Wednesday, September 30, 2009

Flow

Mihaly Csikszentmihalyi (don't even try to pronounce it) has brought these ideas together in a coherent model of optimal experience which he calls Flow. Flow is the experience that one has when engaging in an actvitiy that produces happiness in the moment and enduring happiness. A short introduction to Flow can be found in the Flow article in Wikipedia.

I won't replicate the book or the article here, but will say that a Flow activity has clear and worthy goals, it is challenging but achievable, it provides feedback reflecting progress, it is intrinsically satisfying, and one tends to loose a sense of external things when pursuing a flow activity.

Flow activities take your mind off of what Russell called 'detractors' and allow you to engage in meaningful contributors. They also support Wittgenstein's requirement that you have a sense of purpose in that they contain clear and worthy goals. The notion that they are challenging but achievable while being intrinsically satisfying seems to support Aristotle's view of virtues.

Different activities might produce flow experiences in different people. Some people, for example, find that playing music is a flow experience. I, who am tone deaf, do not find it to be so. However, I do find other things to be flow experiences.

Bringing the conversation back to video games, it is easy to see why video games are so addicting.

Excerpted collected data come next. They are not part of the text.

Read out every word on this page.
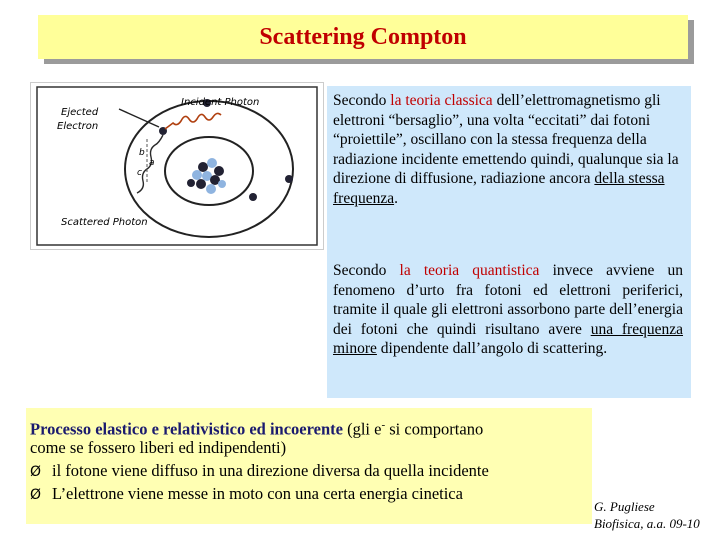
Scattering Compton
Ejected
Electron
Incident Photon
Scattered Photon
b
a
c

Secondo la teoria classica dell’elettromagnetismo gli elettroni “bersaglio”, una volta “eccitati” dai fotoni “proiettile”, oscillano con la stessa frequenza della radiazione incidente emettendo quindi, qualunque sia la direzione di diffusione, radiazione ancora della stessa frequenza.

Secondo la teoria quantistica invece avviene un fenomeno d’urto fra fotoni ed elettroni periferici, tramite il quale gli elettroni assorbono parte dell’energia dei fotoni che quindi risultano avere una frequenza minore dipendente dall’angolo di scattering.

Processo elastico e relativistico ed incoerente (gli e- si comportano
come se fossero liberi ed indipendenti)
Ø il fotone viene diffuso in una direzione diversa da quella incidente
Ø L’elettrone viene messe in moto con una certa energia cinetica
G. Pugliese
Biofisica, a.a. 09-10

For many people, they are flow experiences. The have clear goals that are worthy in the mind of the players. More sophisticated games such as World of Warcraft actually have quite complicated goal structures with short and long term goals, conflicting goals, and both implicit and explicit goals. The goals are challenging but achievable. There is feedback in the form of leveling and the accumulation of resources and achievement awards. Players tend to find video games intrinsically satisfying. And they tend to loose a sense of external things when engaged in playing them.

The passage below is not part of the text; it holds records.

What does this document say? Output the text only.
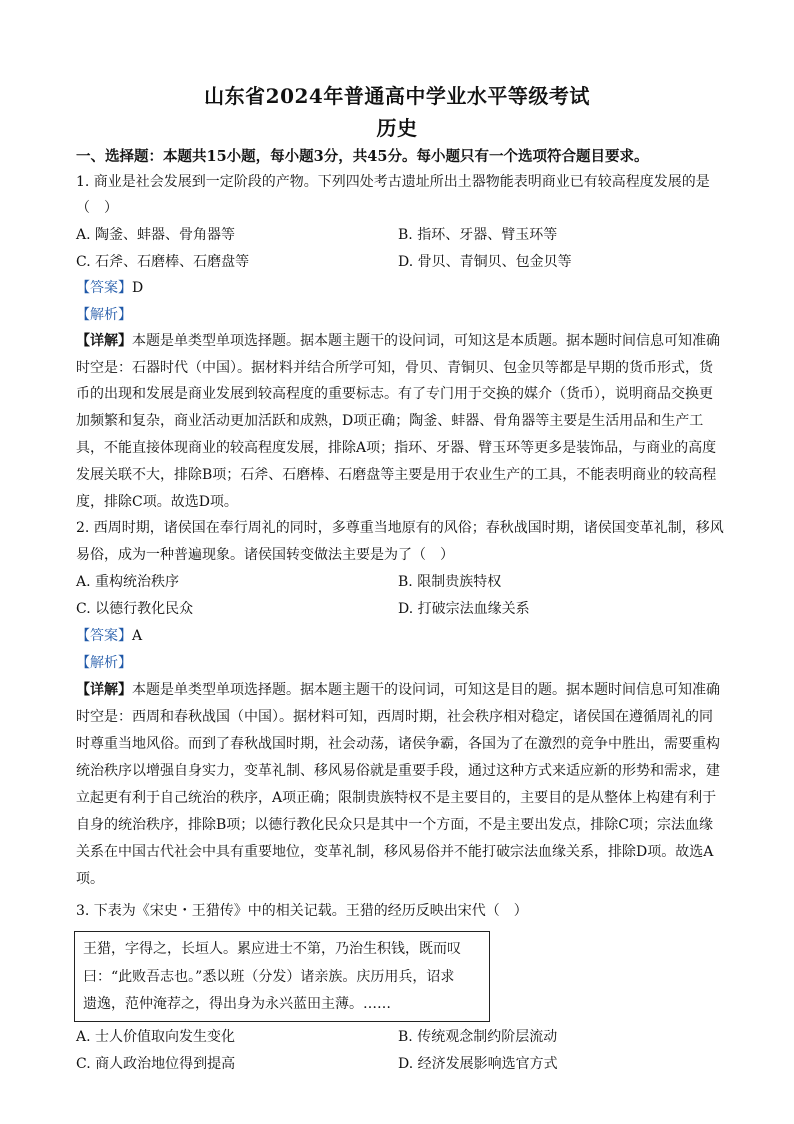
山东省2024年普通高中学业水平等级考试
历史
一、选择题：本题共15小题，每小题3分，共45分。每小题只有一个选项符合题目要求。
1. 商业是社会发展到一定阶段的产物。下列四处考古遗址所出土器物能表明商业已有较高程度发展的是
（　）
A. 陶釜、蚌器、骨角器等	B. 指环、牙器、臂玉环等
C. 石斧、石磨棒、石磨盘等	D. 骨贝、青铜贝、包金贝等
【答案】D
【解析】
【详解】本题是单类型单项选择题。据本题主题干的设问词，可知这是本质题。据本题时间信息可知准确
时空是：石器时代（中国）。据材料并结合所学可知，骨贝、青铜贝、包金贝等都是早期的货币形式，货
币的出现和发展是商业发展到较高程度的重要标志。有了专门用于交换的媒介（货币），说明商品交换更
加频繁和复杂，商业活动更加活跃和成熟，D项正确；陶釜、蚌器、骨角器等主要是生活用品和生产工
具，不能直接体现商业的较高程度发展，排除A项；指环、牙器、臂玉环等更多是装饰品，与商业的高度
发展关联不大，排除B项；石斧、石磨棒、石磨盘等主要是用于农业生产的工具，不能表明商业的较高程
度，排除C项。故选D项。
2. 西周时期，诸侯国在奉行周礼的同时，多尊重当地原有的风俗；春秋战国时期，诸侯国变革礼制，移风
易俗，成为一种普遍现象。诸侯国转变做法主要是为了（　）
A. 重构统治秩序	B. 限制贵族特权
C. 以德行教化民众	D. 打破宗法血缘关系
【答案】A
【解析】
【详解】本题是单类型单项选择题。据本题主题干的设问词，可知这是目的题。据本题时间信息可知准确
时空是：西周和春秋战国（中国）。据材料可知，西周时期，社会秩序相对稳定，诸侯国在遵循周礼的同
时尊重当地风俗。而到了春秋战国时期，社会动荡，诸侯争霸，各国为了在激烈的竞争中胜出，需要重构
统治秩序以增强自身实力，变革礼制、移风易俗就是重要手段，通过这种方式来适应新的形势和需求，建
立起更有利于自己统治的秩序，A项正确；限制贵族特权不是主要目的，主要目的是从整体上构建有利于
自身的统治秩序，排除B项；以德行教化民众只是其中一个方面，不是主要出发点，排除C项；宗法血缘
关系在中国古代社会中具有重要地位，变革礼制，移风易俗并不能打破宗法血缘关系，排除D项。故选A
项。
3. 下表为《宋史・王猎传》中的相关记载。王猎的经历反映出宋代（　）
王猎，字得之，长垣人。累应进士不第，乃治生积钱，既而叹
曰：“此败吾志也。”悉以班（分发）诸亲族。庆历用兵，诏求
遗逸，范仲淹荐之，得出身为永兴蓝田主薄。……
A. 士人价值取向发生变化	B. 传统观念制约阶层流动
C. 商人政治地位得到提高	D. 经济发展影响选官方式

People are often critical of video games for precisely this reason. They feel that gamers are much to involved in there games. However, I would turn it around and ask why are the other activities in life so much less compelling. Why are work and education more like video games? Is work, somehow, supposed to be unpleasant? Is education inherently difficult. What if work and education could be designed using the same principles as video games? Instead of being disdainful and suspicious, maybe there is something here that we can take advantage of.